A geographic disconnect between a company’s operations and its renewable energy purchases is often portrayed—either explicitly or implicitly—as a bad thing. Meanwhile, colocation, or at least proximity, of renewable energy and load are often seen as de facto positive. At an intuitive level, this makes sense. Yet as corporations are well aware, the issue is far more complex. Avoided emissions analysis has found that focusing solely on proximity potentially leaves large amounts of real-world positive environmental impact on the table.
Achieving Greater Carbon Reductions at the Same Cost
For companies seeking to navigate this complex landscape and maximize the carbon-saving benefits of their renewable energy purchasing, it could be time to rethink the role of geographic targeting to achieve greater carbon reductions at the same cost. But how?

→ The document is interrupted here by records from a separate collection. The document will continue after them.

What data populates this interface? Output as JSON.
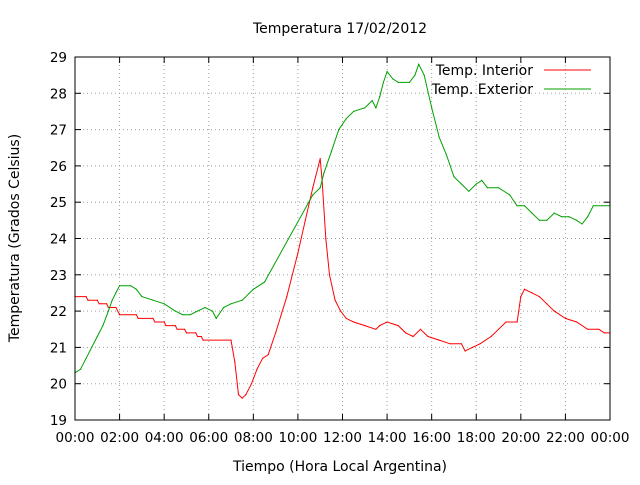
{
  "chart_data": {
    "type": "line",
    "title": "Temperatura 17/02/2012",
    "xlabel": "Tiempo (Hora Local Argentina)",
    "ylabel": "Temperatura (Grados Celsius)",
    "xlim": [
      "00:00",
      "24:00"
    ],
    "ylim": [
      19,
      29
    ],
    "x_tick_labels": [
      "00:00",
      "02:00",
      "04:00",
      "06:00",
      "08:00",
      "10:00",
      "12:00",
      "14:00",
      "16:00",
      "18:00",
      "20:00",
      "22:00",
      "00:00"
    ],
    "y_ticks": [
      19,
      20,
      21,
      22,
      23,
      24,
      25,
      26,
      27,
      28,
      29
    ],
    "grid": true,
    "legend_position": "top-right",
    "series": [
      {
        "name": "Temp. Interior",
        "color": "#ff0000",
        "points": [
          [
            "00:00",
            22.4
          ],
          [
            "00:30",
            22.4
          ],
          [
            "00:35",
            22.3
          ],
          [
            "01:00",
            22.3
          ],
          [
            "01:05",
            22.2
          ],
          [
            "01:25",
            22.2
          ],
          [
            "01:30",
            22.1
          ],
          [
            "01:50",
            22.1
          ],
          [
            "02:00",
            21.9
          ],
          [
            "02:45",
            21.9
          ],
          [
            "02:50",
            21.8
          ],
          [
            "03:30",
            21.8
          ],
          [
            "03:35",
            21.7
          ],
          [
            "04:00",
            21.7
          ],
          [
            "04:05",
            21.6
          ],
          [
            "04:30",
            21.6
          ],
          [
            "04:35",
            21.5
          ],
          [
            "04:55",
            21.5
          ],
          [
            "05:00",
            21.4
          ],
          [
            "05:25",
            21.4
          ],
          [
            "05:30",
            21.3
          ],
          [
            "05:40",
            21.3
          ],
          [
            "05:45",
            21.2
          ],
          [
            "07:00",
            21.2
          ],
          [
            "07:10",
            20.6
          ],
          [
            "07:20",
            19.7
          ],
          [
            "07:30",
            19.6
          ],
          [
            "07:40",
            19.7
          ],
          [
            "07:55",
            20.0
          ],
          [
            "08:10",
            20.4
          ],
          [
            "08:25",
            20.7
          ],
          [
            "08:40",
            20.8
          ],
          [
            "09:00",
            21.4
          ],
          [
            "09:30",
            22.4
          ],
          [
            "10:00",
            23.6
          ],
          [
            "10:20",
            24.5
          ],
          [
            "10:40",
            25.4
          ],
          [
            "11:00",
            26.2
          ],
          [
            "11:05",
            25.6
          ],
          [
            "11:15",
            24.0
          ],
          [
            "11:25",
            23.0
          ],
          [
            "11:40",
            22.3
          ],
          [
            "11:55",
            22.0
          ],
          [
            "12:10",
            21.8
          ],
          [
            "12:30",
            21.7
          ],
          [
            "13:00",
            21.6
          ],
          [
            "13:30",
            21.5
          ],
          [
            "13:40",
            21.6
          ],
          [
            "14:00",
            21.7
          ],
          [
            "14:30",
            21.6
          ],
          [
            "14:50",
            21.4
          ],
          [
            "15:10",
            21.3
          ],
          [
            "15:30",
            21.5
          ],
          [
            "15:50",
            21.3
          ],
          [
            "16:20",
            21.2
          ],
          [
            "16:50",
            21.1
          ],
          [
            "17:20",
            21.1
          ],
          [
            "17:30",
            20.9
          ],
          [
            "17:50",
            21.0
          ],
          [
            "18:10",
            21.1
          ],
          [
            "18:40",
            21.3
          ],
          [
            "19:00",
            21.5
          ],
          [
            "19:20",
            21.7
          ],
          [
            "19:50",
            21.7
          ],
          [
            "20:00",
            22.4
          ],
          [
            "20:10",
            22.6
          ],
          [
            "20:30",
            22.5
          ],
          [
            "20:50",
            22.4
          ],
          [
            "21:10",
            22.2
          ],
          [
            "21:30",
            22.0
          ],
          [
            "22:00",
            21.8
          ],
          [
            "22:30",
            21.7
          ],
          [
            "23:00",
            21.5
          ],
          [
            "23:30",
            21.5
          ],
          [
            "23:45",
            21.4
          ],
          [
            "24:00",
            21.4
          ]
        ]
      },
      {
        "name": "Temp. Exterior",
        "color": "#00a000",
        "points": [
          [
            "00:00",
            20.3
          ],
          [
            "00:15",
            20.4
          ],
          [
            "00:30",
            20.7
          ],
          [
            "00:45",
            21.0
          ],
          [
            "01:00",
            21.3
          ],
          [
            "01:15",
            21.6
          ],
          [
            "01:30",
            22.0
          ],
          [
            "01:40",
            22.3
          ],
          [
            "01:50",
            22.5
          ],
          [
            "02:00",
            22.7
          ],
          [
            "02:30",
            22.7
          ],
          [
            "02:45",
            22.6
          ],
          [
            "03:00",
            22.4
          ],
          [
            "03:30",
            22.3
          ],
          [
            "04:00",
            22.2
          ],
          [
            "04:30",
            22.0
          ],
          [
            "04:50",
            21.9
          ],
          [
            "05:10",
            21.9
          ],
          [
            "05:30",
            22.0
          ],
          [
            "05:50",
            22.1
          ],
          [
            "06:10",
            22.0
          ],
          [
            "06:20",
            21.8
          ],
          [
            "06:40",
            22.1
          ],
          [
            "07:00",
            22.2
          ],
          [
            "07:30",
            22.3
          ],
          [
            "08:00",
            22.6
          ],
          [
            "08:30",
            22.8
          ],
          [
            "10:40",
            25.2
          ],
          [
            "11:00",
            25.4
          ],
          [
            "11:10",
            25.8
          ],
          [
            "11:30",
            26.4
          ],
          [
            "11:50",
            27.0
          ],
          [
            "12:10",
            27.3
          ],
          [
            "12:30",
            27.5
          ],
          [
            "13:00",
            27.6
          ],
          [
            "13:10",
            27.7
          ],
          [
            "13:20",
            27.8
          ],
          [
            "13:30",
            27.6
          ],
          [
            "13:40",
            27.9
          ],
          [
            "13:50",
            28.3
          ],
          [
            "14:00",
            28.6
          ],
          [
            "14:15",
            28.4
          ],
          [
            "14:30",
            28.3
          ],
          [
            "15:00",
            28.3
          ],
          [
            "15:15",
            28.5
          ],
          [
            "15:25",
            28.8
          ],
          [
            "15:40",
            28.5
          ],
          [
            "16:00",
            27.6
          ],
          [
            "16:20",
            26.8
          ],
          [
            "16:40",
            26.3
          ],
          [
            "17:00",
            25.7
          ],
          [
            "17:20",
            25.5
          ],
          [
            "17:40",
            25.3
          ],
          [
            "18:00",
            25.5
          ],
          [
            "18:15",
            25.6
          ],
          [
            "18:30",
            25.4
          ],
          [
            "19:00",
            25.4
          ],
          [
            "19:30",
            25.2
          ],
          [
            "19:50",
            24.9
          ],
          [
            "20:10",
            24.9
          ],
          [
            "20:30",
            24.7
          ],
          [
            "20:50",
            24.5
          ],
          [
            "21:10",
            24.5
          ],
          [
            "21:30",
            24.7
          ],
          [
            "21:50",
            24.6
          ],
          [
            "22:10",
            24.6
          ],
          [
            "22:30",
            24.5
          ],
          [
            "22:45",
            24.4
          ],
          [
            "23:00",
            24.6
          ],
          [
            "23:15",
            24.9
          ],
          [
            "24:00",
            24.9
          ]
        ]
      }
    ]
  }
}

At a minimum, the impact of location on avoided emissions should now be considered alongside other corporate decision-making criteria: proximity to facilities, price, sustainability goals, additionality, and so on. More specifically, whether planning on-site installations of rooftop solar across a real estate portfolio or evaluating off-site power purchase agreement options for wind and solar projects, it is now easy for buyers to deliberately target the most carbon-intensive areas for displacing existing generation. With this information, buyers think about location differently and consider whether proximity is the best metric for impact.

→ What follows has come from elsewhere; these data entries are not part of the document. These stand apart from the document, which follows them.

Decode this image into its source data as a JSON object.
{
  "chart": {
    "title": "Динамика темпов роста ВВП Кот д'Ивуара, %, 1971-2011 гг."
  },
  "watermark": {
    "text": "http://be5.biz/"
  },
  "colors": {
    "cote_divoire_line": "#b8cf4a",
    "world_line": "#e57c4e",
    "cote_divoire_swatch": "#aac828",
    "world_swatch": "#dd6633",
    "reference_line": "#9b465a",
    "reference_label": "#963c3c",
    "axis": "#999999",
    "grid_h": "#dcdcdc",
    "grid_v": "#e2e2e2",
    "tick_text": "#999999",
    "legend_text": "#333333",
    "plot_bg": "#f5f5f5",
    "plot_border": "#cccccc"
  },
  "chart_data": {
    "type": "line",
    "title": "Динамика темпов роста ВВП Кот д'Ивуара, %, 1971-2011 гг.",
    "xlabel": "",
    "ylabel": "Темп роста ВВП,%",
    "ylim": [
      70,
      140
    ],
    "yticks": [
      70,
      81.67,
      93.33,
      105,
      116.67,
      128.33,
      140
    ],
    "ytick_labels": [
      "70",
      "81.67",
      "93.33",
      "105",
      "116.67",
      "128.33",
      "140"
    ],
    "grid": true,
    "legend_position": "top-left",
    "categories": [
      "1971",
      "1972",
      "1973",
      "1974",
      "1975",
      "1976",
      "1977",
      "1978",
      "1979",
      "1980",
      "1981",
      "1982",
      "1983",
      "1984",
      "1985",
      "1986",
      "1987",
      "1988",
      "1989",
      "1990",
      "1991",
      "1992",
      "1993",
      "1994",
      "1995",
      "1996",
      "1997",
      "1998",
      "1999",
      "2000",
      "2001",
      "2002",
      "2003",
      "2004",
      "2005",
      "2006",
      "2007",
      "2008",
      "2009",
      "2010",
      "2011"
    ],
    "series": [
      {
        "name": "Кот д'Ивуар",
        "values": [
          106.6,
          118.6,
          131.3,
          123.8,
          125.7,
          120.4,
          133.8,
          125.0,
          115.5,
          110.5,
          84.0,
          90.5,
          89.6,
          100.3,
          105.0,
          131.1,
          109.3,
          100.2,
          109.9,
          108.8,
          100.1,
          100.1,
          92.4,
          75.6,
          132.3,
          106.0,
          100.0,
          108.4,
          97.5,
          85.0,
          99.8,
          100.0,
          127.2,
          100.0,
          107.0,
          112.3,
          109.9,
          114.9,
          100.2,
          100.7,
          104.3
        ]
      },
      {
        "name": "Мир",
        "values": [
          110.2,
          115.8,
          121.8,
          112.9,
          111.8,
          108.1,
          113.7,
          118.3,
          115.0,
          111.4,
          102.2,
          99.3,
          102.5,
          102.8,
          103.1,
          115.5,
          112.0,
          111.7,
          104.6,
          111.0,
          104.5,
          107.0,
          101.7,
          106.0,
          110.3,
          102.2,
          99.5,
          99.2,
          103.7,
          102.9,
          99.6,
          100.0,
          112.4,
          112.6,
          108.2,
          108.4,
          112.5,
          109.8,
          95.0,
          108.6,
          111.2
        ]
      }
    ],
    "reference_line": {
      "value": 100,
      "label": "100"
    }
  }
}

This undoubtedly involves an evolution in thinking, but the opportunity for buyers is large if they do. WattTime has found that some North American solar projects displace as much as three times as much CO2 as similarly sized projects with comparable specifications in other locations. To take another example, WattTime recently shared the results of a collaboration with the Boston Green Ribbon Commission’s Higher Education working group, which includes Boston-area institutions such as Harvard University, MIT, and others. The research evaluated seven potential sites for a 3 MW off-site solar project. That’s small by Fortune 500 standards, but the findings hammer home the importance of location. One site under consideration performed 176 percent better than an otherwise equivalent baseline site when evaluated on the basis of avoided emissions.
In the wake of 2017’s global-record-setting year, 2018—for its part—is off to a strong start. Through mid-February alone, the BRC tracked 0.7 GW of new deals. Just imagine how much corporations can collective magnify their impact by voluntarily optimizing their strategic investments for avoided emissions.